NOM NOM NOM Crunchy duck meat tucked into a steamed bun.
Empire Chinese Kitchen reclaims the name and space occupied by one of Portland’s earliest Chinese restaurants, a century after the original opened its doors. So Empire invites us, as we sample its Cantonese cuisine, to engage in the quintessential Chinese art of balancing reverence for tradition with the embrace of the new.
China has three great religions; now that Buddhism has been ruinously co-opted to serve the self-cultivation of the yoga crowd, it is pleasant to be invited to engage with the richer practices of tradition-minded Confucianism, and lost-in-the-now Daoism. The tension between these philosophies has lasted two millennia, and the synthesis of convention and spontaneity is a large part of what is so appealing about Empire Chinese Kitchen.
Empire specializes in dim sum, but in a way that is more Confucian than Doaist.
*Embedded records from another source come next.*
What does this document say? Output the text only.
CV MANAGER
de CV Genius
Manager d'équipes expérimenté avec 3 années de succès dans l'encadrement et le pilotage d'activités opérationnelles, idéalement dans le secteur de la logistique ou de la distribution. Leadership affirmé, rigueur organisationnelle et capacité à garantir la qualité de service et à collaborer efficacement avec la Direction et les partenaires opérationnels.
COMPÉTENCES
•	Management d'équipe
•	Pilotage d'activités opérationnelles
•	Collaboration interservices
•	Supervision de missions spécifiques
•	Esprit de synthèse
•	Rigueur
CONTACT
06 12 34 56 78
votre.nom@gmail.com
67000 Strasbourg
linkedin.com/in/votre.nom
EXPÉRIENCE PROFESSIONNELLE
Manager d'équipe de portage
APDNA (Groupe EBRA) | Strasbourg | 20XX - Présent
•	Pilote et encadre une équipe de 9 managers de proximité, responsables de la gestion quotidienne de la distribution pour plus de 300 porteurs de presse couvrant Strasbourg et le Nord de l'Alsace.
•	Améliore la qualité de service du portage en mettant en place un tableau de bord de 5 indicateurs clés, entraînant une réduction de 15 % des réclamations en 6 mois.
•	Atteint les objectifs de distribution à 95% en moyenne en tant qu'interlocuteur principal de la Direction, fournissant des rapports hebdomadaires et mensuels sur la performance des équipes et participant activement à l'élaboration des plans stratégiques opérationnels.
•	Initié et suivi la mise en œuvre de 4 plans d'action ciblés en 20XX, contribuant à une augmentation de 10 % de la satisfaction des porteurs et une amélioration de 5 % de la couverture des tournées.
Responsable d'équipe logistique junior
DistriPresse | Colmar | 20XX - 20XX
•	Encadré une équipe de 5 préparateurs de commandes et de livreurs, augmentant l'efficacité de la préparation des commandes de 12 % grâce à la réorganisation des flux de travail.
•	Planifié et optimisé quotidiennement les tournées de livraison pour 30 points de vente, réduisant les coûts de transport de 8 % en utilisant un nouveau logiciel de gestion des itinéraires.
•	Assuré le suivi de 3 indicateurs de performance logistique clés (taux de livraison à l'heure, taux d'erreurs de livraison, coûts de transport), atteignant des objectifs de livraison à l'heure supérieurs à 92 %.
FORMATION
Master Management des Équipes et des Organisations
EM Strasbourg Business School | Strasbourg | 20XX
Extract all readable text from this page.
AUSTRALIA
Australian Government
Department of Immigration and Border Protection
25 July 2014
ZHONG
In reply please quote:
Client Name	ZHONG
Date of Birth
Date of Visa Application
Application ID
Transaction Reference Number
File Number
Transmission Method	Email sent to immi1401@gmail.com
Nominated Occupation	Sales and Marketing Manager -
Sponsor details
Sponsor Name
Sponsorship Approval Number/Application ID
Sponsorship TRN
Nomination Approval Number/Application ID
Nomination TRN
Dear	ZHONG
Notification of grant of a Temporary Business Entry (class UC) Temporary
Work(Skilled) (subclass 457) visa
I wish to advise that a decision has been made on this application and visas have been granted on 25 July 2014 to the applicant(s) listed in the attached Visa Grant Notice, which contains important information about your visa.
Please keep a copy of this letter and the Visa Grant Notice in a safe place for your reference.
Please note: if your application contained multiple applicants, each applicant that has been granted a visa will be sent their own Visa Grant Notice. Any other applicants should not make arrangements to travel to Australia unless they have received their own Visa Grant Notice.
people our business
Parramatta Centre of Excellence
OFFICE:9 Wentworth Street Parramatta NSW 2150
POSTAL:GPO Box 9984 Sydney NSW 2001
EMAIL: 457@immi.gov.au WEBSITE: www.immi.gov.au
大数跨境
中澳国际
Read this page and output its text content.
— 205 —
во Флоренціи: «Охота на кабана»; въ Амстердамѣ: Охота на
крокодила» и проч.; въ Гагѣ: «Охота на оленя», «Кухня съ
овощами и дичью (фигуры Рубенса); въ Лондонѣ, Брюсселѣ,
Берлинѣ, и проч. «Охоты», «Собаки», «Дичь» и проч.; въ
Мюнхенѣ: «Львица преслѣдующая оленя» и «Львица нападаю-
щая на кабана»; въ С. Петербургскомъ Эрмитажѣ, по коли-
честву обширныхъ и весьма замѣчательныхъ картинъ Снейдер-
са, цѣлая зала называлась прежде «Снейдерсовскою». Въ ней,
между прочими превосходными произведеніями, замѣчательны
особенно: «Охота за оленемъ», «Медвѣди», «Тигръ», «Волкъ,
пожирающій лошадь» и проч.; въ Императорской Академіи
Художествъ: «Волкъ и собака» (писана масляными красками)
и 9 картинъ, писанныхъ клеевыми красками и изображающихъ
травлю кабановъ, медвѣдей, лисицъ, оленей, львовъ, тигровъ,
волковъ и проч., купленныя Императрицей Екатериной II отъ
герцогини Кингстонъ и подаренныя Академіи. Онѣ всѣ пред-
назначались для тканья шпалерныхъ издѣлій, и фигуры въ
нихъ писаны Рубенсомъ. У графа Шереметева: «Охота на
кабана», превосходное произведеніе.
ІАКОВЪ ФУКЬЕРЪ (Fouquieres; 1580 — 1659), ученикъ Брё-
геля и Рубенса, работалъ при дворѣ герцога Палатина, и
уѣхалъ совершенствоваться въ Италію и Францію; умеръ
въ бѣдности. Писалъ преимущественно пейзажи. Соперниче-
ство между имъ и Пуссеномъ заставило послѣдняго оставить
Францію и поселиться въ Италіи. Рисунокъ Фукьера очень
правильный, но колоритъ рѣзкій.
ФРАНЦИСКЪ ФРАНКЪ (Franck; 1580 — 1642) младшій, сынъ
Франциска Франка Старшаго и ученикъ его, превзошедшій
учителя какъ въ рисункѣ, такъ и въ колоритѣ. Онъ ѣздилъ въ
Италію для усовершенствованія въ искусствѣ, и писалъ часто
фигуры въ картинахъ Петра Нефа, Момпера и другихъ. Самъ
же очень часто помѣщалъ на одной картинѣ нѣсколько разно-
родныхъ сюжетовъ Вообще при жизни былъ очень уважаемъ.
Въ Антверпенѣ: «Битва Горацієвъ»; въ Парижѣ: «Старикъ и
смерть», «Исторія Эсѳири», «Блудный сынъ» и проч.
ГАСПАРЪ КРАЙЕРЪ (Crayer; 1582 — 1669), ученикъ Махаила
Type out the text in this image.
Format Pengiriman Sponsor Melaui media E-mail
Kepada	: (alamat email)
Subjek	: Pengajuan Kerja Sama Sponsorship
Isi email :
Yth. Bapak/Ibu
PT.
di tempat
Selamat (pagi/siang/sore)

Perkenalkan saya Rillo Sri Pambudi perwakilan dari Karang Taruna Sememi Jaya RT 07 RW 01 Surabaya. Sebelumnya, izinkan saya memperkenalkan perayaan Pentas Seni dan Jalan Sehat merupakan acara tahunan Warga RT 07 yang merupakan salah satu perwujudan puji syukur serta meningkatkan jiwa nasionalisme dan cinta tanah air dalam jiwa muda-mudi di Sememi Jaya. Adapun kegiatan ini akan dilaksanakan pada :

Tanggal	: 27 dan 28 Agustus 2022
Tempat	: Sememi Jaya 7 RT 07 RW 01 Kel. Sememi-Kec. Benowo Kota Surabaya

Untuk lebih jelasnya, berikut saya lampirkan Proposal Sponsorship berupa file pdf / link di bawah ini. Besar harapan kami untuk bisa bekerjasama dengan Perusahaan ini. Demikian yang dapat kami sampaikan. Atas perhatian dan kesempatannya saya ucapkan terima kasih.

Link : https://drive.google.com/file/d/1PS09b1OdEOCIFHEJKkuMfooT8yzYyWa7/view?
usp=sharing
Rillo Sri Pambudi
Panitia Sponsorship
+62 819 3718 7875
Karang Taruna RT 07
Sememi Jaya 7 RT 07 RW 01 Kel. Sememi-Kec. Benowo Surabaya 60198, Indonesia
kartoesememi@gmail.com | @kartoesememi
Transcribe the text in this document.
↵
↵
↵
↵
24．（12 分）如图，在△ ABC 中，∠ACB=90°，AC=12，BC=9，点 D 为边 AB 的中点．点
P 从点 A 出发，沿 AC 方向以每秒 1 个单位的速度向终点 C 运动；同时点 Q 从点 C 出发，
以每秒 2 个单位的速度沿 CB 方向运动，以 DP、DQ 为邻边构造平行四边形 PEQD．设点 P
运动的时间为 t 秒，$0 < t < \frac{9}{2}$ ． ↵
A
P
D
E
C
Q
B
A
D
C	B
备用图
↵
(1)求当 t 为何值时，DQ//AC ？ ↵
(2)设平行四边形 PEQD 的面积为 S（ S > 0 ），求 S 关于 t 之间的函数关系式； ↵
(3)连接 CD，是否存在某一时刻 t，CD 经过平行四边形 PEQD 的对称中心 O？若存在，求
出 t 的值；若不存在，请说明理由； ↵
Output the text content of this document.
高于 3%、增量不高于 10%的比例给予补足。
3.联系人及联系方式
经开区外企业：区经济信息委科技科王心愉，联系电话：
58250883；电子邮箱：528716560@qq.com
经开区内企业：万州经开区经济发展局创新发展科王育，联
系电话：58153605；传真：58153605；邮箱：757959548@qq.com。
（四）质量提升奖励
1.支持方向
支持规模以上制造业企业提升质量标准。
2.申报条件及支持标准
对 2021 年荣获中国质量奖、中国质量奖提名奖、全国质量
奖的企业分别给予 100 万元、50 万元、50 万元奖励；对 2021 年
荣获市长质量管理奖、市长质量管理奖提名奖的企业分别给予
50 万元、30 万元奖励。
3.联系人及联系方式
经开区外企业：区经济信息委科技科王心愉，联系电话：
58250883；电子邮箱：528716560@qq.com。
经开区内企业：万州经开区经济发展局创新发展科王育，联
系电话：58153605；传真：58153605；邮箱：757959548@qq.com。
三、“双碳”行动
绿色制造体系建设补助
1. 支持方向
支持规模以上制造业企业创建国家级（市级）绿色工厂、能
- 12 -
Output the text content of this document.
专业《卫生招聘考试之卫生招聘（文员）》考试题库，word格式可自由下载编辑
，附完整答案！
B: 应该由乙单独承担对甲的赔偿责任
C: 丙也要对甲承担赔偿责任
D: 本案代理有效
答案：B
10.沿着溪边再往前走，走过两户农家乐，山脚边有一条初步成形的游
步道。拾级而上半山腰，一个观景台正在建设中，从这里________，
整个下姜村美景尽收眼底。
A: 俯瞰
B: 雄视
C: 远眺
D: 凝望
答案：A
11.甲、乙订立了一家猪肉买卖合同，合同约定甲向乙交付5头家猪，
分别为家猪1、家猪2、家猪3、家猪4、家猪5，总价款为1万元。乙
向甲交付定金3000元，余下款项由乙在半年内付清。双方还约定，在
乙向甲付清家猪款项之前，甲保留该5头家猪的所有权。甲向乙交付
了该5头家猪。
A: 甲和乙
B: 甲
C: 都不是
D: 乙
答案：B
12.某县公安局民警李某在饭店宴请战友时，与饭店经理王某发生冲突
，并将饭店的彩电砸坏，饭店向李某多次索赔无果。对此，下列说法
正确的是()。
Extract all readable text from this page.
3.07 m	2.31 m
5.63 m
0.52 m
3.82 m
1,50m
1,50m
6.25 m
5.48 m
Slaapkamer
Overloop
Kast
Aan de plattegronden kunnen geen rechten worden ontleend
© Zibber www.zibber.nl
This is not the sort of boisterous hall bustling with steam carts that bring unexpected discoveries to your table. That kind of dim sum dining recalls the magic of a fourth-century day at the orchid pavilion, when poets drank from cups of wine that floated down a stream — and composed poems after drinking each cup that bobbed to their feet. Empire’s dim sum experience is less spontaneous and unpredictable, and more carefully traditional. It is crafted with palpable concern for technique. One does not lose oneself in the moment so much as admire the reverence for custom.
The dim sum are terrific, nonetheless, and it is Portland’s good fortune to have Empire float in our direction and land at our feet. Many dishes arrive stacked in handsome bamboo steamers. The rice-flour dumplings are gorgeously plump, pale, and translucent, with a perfect just-gummy texture. Inside hides springy-sweet shrimp, fatty pork, or spinach with ginger and a bit of sweet corn. The pork dumplings and the shu mai (made with pork and shrimp) are made with a thinner and denser wrapper, packed tight with meat.
Much of Empire’s dim sum offers the attractive spectacle of quivering, glistening fat (exactly the sort of thing that’s Photoshopped out of magazines and scorned by the yoga crowd). The chefs allow the simple pleasures of salt and fat to dominate, accompanied by muted notes of garlic and scallion, spice and sweet. Even the ginger-jalapeño dipping sauce is on the mellow side, resembling a thin, sweet version of traditional soy.
These virtues carry over to other parts of the menu. The duck bun features crunchy, fatty meat folded into a pale white, springy-spongy, steamed bun. The bun’s perfectly neutral flavor left the tang of hoisin and slight bite of scallion unobscured. Another dish featured broad rice noodles with just the right soft texture. Kale and bean sprouts added some crunch and chew, and the sauce hinted at garlic and black bean. A sharper garlic flavor animated a dish of just-charred green beans, which kept a touch of crunch.
Dim sum is traditionally eaten with tea. Empire’s oolong has a nice earthy grassy flavor, with a slightly bitter note. It goes well with the egg tart dessert that has the courage to actually taste like egg. It is unusual and terrific. The same could be said of the Dragon’s Milk cocktail, with its creamy texture and flavors of green tea and basil.